Why Your Acne Isn’t Going Away

Photographed by Ben Ritter.
Acne has always been considered an adolescent issue — something that fades away post-college, along with final exams, poor dating judgment, and over-plucked eyebrows. But for many people who are (mercifully) well past their teens, breakouts are still a major problem. According to a 2012 study at Massachusetts General Hospital, clinical acne afflicts 45% of women ages 21 to 30, 26% of women ages 31 to 40, and 12% of women ages 41 to 50. And if you're over 30, pimples can get you more than a little down.
Both Sabrina Tan, founder of Skin Inc, and Kat Burki, founder of her own eponymous line, have found acne to be quite prevalent in the 30-plus set. And the causes are wide-ranging. "Hormones, in one way or another, are the main cause of acne in women 30 and older," says Burki. "In your early 30s, hormones start to slow down, so women who never experienced acne in their teens can experience it for the first time." (What a treat!) Tan points to triggers like stress, family history, medication side effects, and even certain hair- and skin-care products.

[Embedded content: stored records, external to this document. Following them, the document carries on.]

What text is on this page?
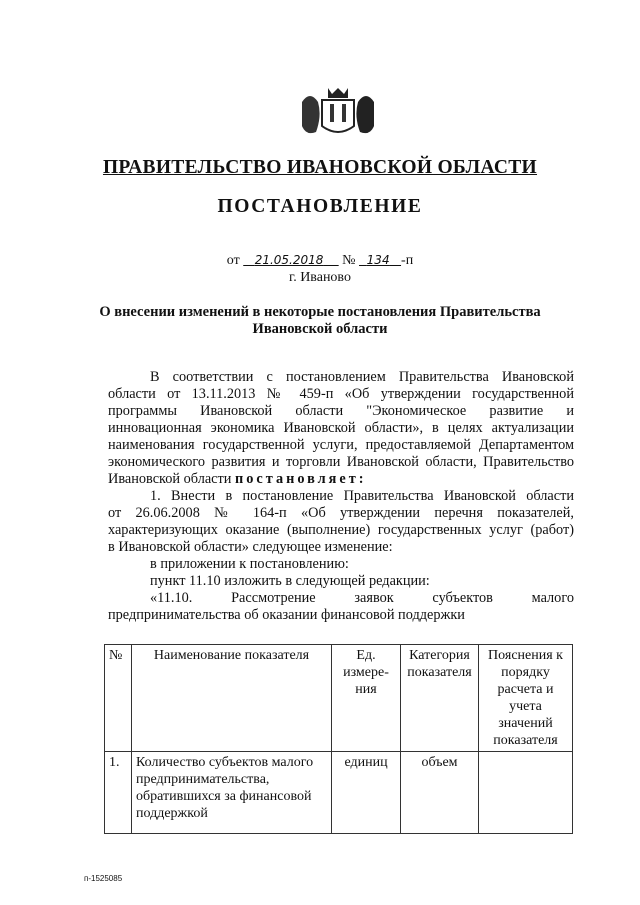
ПРАВИТЕЛЬСТВО ИВАНОВСКОЙ ОБЛАСТИ
ПОСТАНОВЛЕНИЕ
от 21.05.2018 № 134 -п
г. Иваново
О внесении изменений в некоторые постановления Правительства
Ивановской области
В соответствии с постановлением Правительства Ивановской
области от 13.11.2013 № 459-п «Об утверждении государственной
программы Ивановской области "Экономическое развитие и
инновационная экономика Ивановской области», в целях актуализации
наименования государственной услуги, предоставляемой Департаментом
экономического развития и торговли Ивановской области, Правительство
Ивановской области постановляет:
1. Внести в постановление Правительства Ивановской области
от 26.06.2008 № 164-п «Об утверждении перечня показателей,
характеризующих оказание (выполнение) государственных услуг (работ)
в Ивановской области» следующее изменение:
в приложении к постановлению:
пункт 11.10 изложить в следующей редакции:
«11.10. Рассмотрение заявок субъектов малого
предпринимательства об оказании финансовой поддержки
№	Наименование показателя	Ед. измере-ния	Категория показателя	Пояснения к порядку расчета и учета значений показателя
1.	Количество субъектов малого предпринимательства, обратившихся за финансовой поддержкой	единиц	объем	
п-1525085
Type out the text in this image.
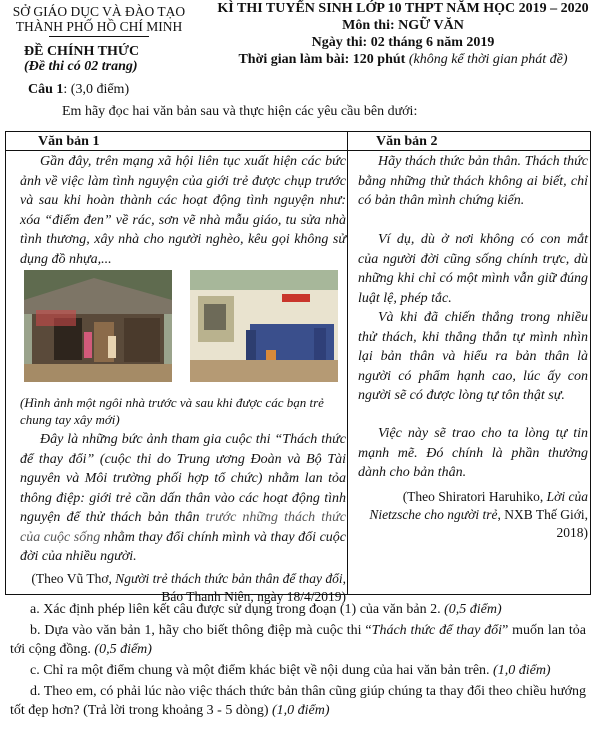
SỞ GIÁO DỤC VÀ ĐÀO TẠO
THÀNH PHỐ HỒ CHÍ MINH
KÌ THI TUYỂN SINH LỚP 10 THPT NĂM HỌC 2019 – 2020
Môn thi: NGỮ VĂN
Ngày thi: 02 tháng 6 năm 2019
Thời gian làm bài: 120 phút (không kể thời gian phát đề)
ĐỀ CHÍNH THỨC
(Đề thi có 02 trang)
Câu 1: (3,0 điểm)
Em hãy đọc hai văn bản sau và thực hiện các yêu cầu bên dưới:
Văn bản 1
Gần đây, trên mạng xã hội liên tục xuất hiện các bức ảnh về việc làm tình nguyện của giới trẻ được chụp trước và sau khi hoàn thành các hoạt động tình nguyện như: xóa “điểm đen” về rác, sơn vẽ nhà mẫu giáo, tu sửa nhà tình thương, xây nhà cho người nghèo, kêu gọi không sử dụng đồ nhựa,...
(Hình ảnh một ngôi nhà trước và sau khi được các bạn trẻ chung tay xây mới)
Đây là những bức ảnh tham gia cuộc thi “Thách thức để thay đổi” (cuộc thi do Trung ương Đoàn và Bộ Tài nguyên và Môi trường phối hợp tổ chức) nhằm lan tỏa thông điệp: giới trẻ cần dấn thân vào các hoạt động tình nguyện để thử thách bản thân trước những thách thức của cuộc sống nhằm thay đổi chính mình và thay đổi cuộc đời của nhiều người.
(Theo Vũ Thơ, Người trẻ thách thức bản thân để thay đổi, Báo Thanh Niên, ngày 18/4/2019)
Văn bản 2
Hãy thách thức bản thân. Thách thức bằng những thử thách không ai biết, chỉ có bản thân mình chứng kiến.
Ví dụ, dù ở nơi không có con mắt của người đời cũng sống chính trực, dù những khi chỉ có một mình vẫn giữ đúng luật lệ, phép tắc.
Và khi đã chiến thắng trong nhiều thử thách, khi thẳng thắn tự mình nhìn lại bản thân và hiểu ra bản thân là người có phẩm hạnh cao, lúc ấy con người sẽ có được lòng tự tôn thật sự.
Việc này sẽ trao cho ta lòng tự tin mạnh mẽ. Đó chính là phần thưởng dành cho bản thân.
(Theo Shiratori Haruhiko, Lời của Nietzsche cho người trẻ, NXB Thế Giới, 2018)
a. Xác định phép liên kết câu được sử dụng trong đoạn (1) của văn bản 2. (0,5 điểm)
b. Dựa vào văn bản 1, hãy cho biết thông điệp mà cuộc thi “Thách thức để thay đổi” muốn lan tỏa tới cộng đồng. (0,5 điểm)
c. Chỉ ra một điểm chung và một điểm khác biệt về nội dung của hai văn bản trên. (1,0 điểm)
d. Theo em, có phải lúc nào việc thách thức bản thân cũng giúp chúng ta thay đổi theo chiều hướng tốt đẹp hơn? (Trả lời trong khoảng 3 - 5 dòng) (1,0 điểm)
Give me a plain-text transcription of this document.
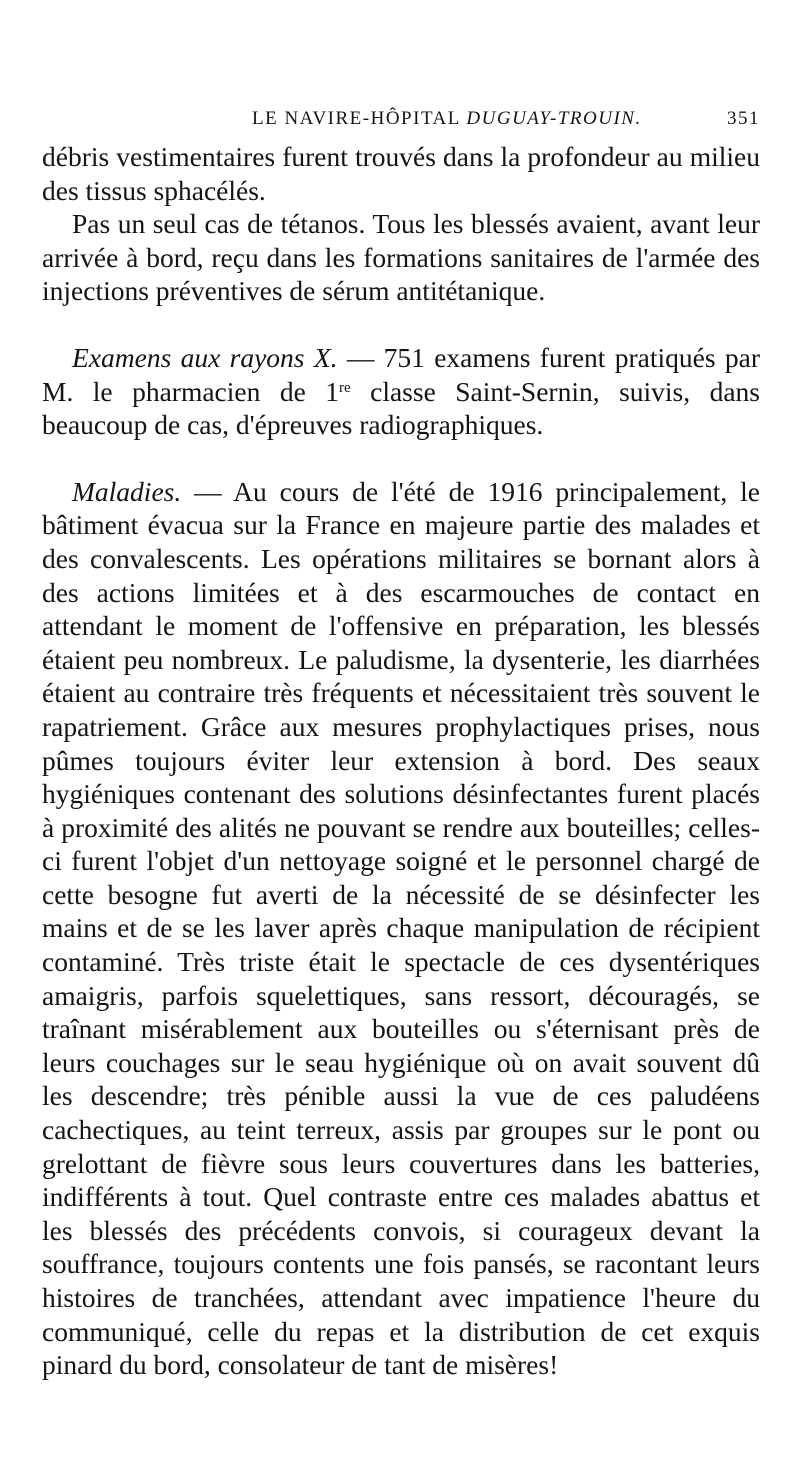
LE NAVIRE-HÔPITAL DUGUAY-TROUIN.	351

débris vestimentaires furent trouvés dans la profondeur au milieu des tissus sphacélés.

Pas un seul cas de tétanos. Tous les blessés avaient, avant leur arrivée à bord, reçu dans les formations sanitaires de l'armée des injections préventives de sérum antitétanique.

Examens aux rayons X. — 751 examens furent pratiqués par M. le pharmacien de 1re classe Saint-Sernin, suivis, dans beaucoup de cas, d'épreuves radiographiques.

Maladies. — Au cours de l'été de 1916 principalement, le bâtiment évacua sur la France en majeure partie des malades et des convalescents. Les opérations militaires se bornant alors à des actions limitées et à des escarmouches de contact en attendant le moment de l'offensive en préparation, les blessés étaient peu nombreux. Le paludisme, la dysenterie, les diarrhées étaient au contraire très fréquents et nécessitaient très souvent le rapatriement. Grâce aux mesures prophylactiques prises, nous pûmes toujours éviter leur extension à bord. Des seaux hygiéniques contenant des solutions désinfectantes furent placés à proximité des alités ne pouvant se rendre aux bouteilles; celles-ci furent l'objet d'un nettoyage soigné et le personnel chargé de cette besogne fut averti de la nécessité de se désinfecter les mains et de se les laver après chaque manipulation de récipient contaminé. Très triste était le spectacle de ces dysentériques amaigris, parfois squelettiques, sans ressort, découragés, se traînant misérablement aux bouteilles ou s'éternisant près de leurs couchages sur le seau hygiénique où on avait souvent dû les descendre; très pénible aussi la vue de ces paludéens cachectiques, au teint terreux, assis par groupes sur le pont ou grelottant de fièvre sous leurs couvertures dans les batteries, indifférents à tout. Quel contraste entre ces malades abattus et les blessés des précédents convois, si courageux devant la souffrance, toujours contents une fois pansés, se racontant leurs histoires de tranchées, attendant avec impatience l'heure du communiqué, celle du repas et la distribution de cet exquis pinard du bord, consolateur de tant de misères!
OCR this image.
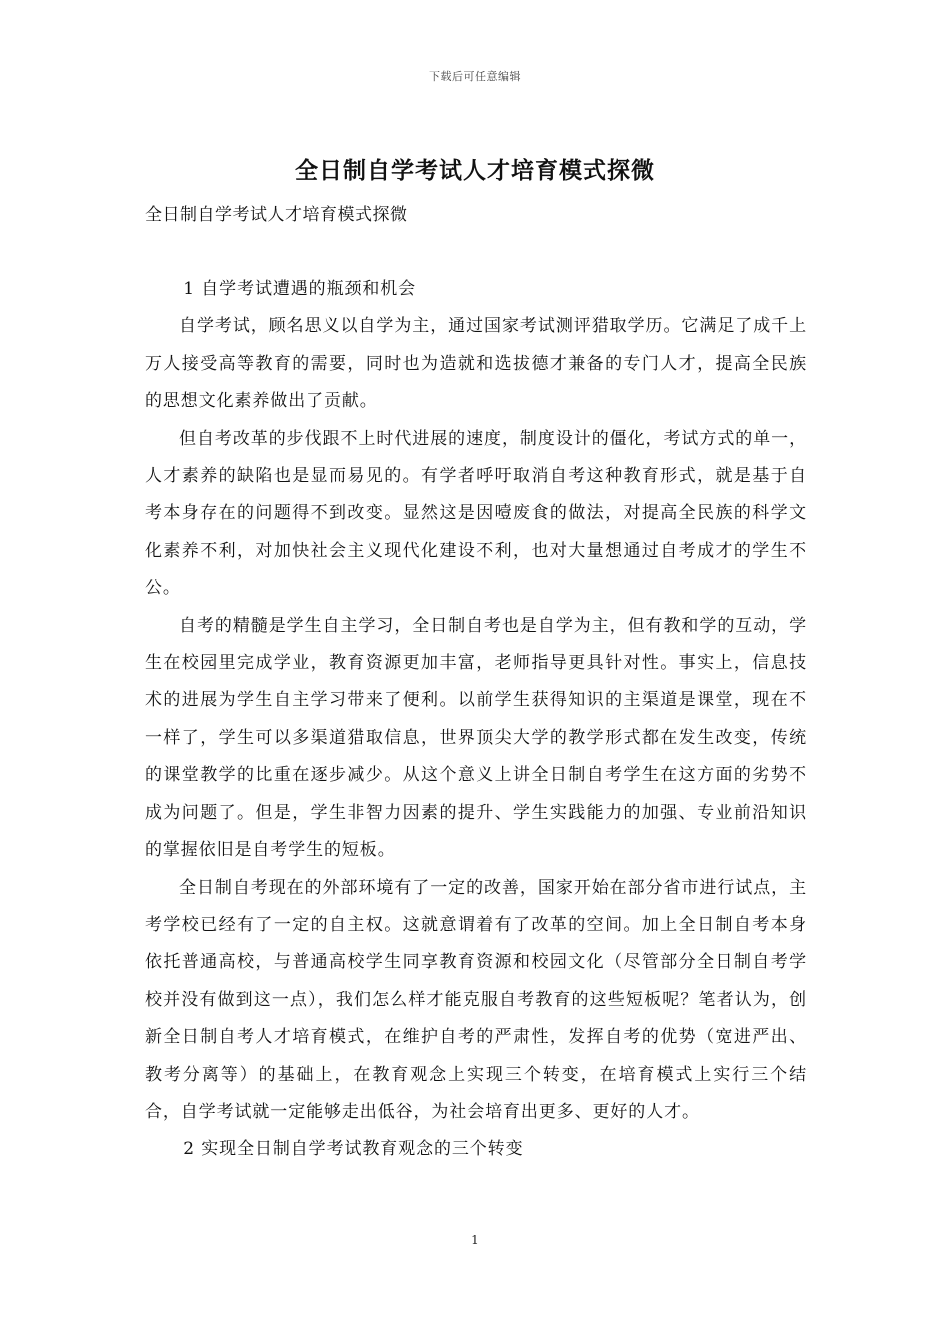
下载后可任意编辑
全日制自学考试人才培育模式探微
全日制自学考试人才培育模式探微

1 自学考试遭遇的瓶颈和机会

自学考试，顾名思义以自学为主，通过国家考试测评猎取学历。它满足了成千上万人接受高等教育的需要，同时也为造就和选拔德才兼备的专门人才，提高全民族的思想文化素养做出了贡献。

但自考改革的步伐跟不上时代进展的速度，制度设计的僵化，考试方式的单一，人才素养的缺陷也是显而易见的。有学者呼吁取消自考这种教育形式，就是基于自考本身存在的问题得不到改变。显然这是因噎废食的做法，对提高全民族的科学文化素养不利，对加快社会主义现代化建设不利，也对大量想通过自考成才的学生不公。

自考的精髓是学生自主学习，全日制自考也是自学为主，但有教和学的互动，学生在校园里完成学业，教育资源更加丰富，老师指导更具针对性。事实上，信息技术的进展为学生自主学习带来了便利。以前学生获得知识的主渠道是课堂，现在不一样了，学生可以多渠道猎取信息，世界顶尖大学的教学形式都在发生改变，传统的课堂教学的比重在逐步减少。从这个意义上讲全日制自考学生在这方面的劣势不成为问题了。但是，学生非智力因素的提升、学生实践能力的加强、专业前沿知识的掌握依旧是自考学生的短板。

全日制自考现在的外部环境有了一定的改善，国家开始在部分省市进行试点，主考学校已经有了一定的自主权。这就意谓着有了改革的空间。加上全日制自考本身依托普通高校，与普通高校学生同享教育资源和校园文化（尽管部分全日制自考学校并没有做到这一点），我们怎么样才能克服自考教育的这些短板呢？笔者认为，创新全日制自考人才培育模式，在维护自考的严肃性，发挥自考的优势（宽进严出、教考分离等）的基础上，在教育观念上实现三个转变，在培育模式上实行三个结合，自学考试就一定能够走出低谷，为社会培育出更多、更好的人才。

2 实现全日制自学考试教育观念的三个转变

1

But before you go piling on the salicylic acid and benzoyl peroxide of your youth, Tan suggests considering more grown-up solutions. "Treatments that work for teen acne can cause dryness or irritation in more mature skin," she explains. She advises sufferers to look for gentle exfoliation with products such as Skin Inc's Pure Revival Peel, which restores cell turnover — meaning it cleanses clogged pores — without leaving skin red or parched. Other star ingredients include niacinamide, which controls oil, and vitamin C, which regulates the oxidation of lipids that can be irritating to the skin. Burki says to also avoid treatments with alcohol, which are extra drying on more mature skin. Many acne products — think toners and astringents — do contain alcohol, so check the label before purchasing. It might also be wise to adjust your diet a bit. "Sugars and carbohydrates can increase and prolong high insulin levels linked to acne," she says. Finally, products that soothe and calm the skin are never a bad idea. Burki likes the potent anti-inflammatory properties of antioxidants like raspberry seeds and camu camu berries.
Tan stresses that adult acne is not a problem that you can solve overnight. "Be vigilant in helping your skin," she says. "Most clinical studies [on skin-care products] run several weeks long to see the benefits. It takes time to get the skin back in balance."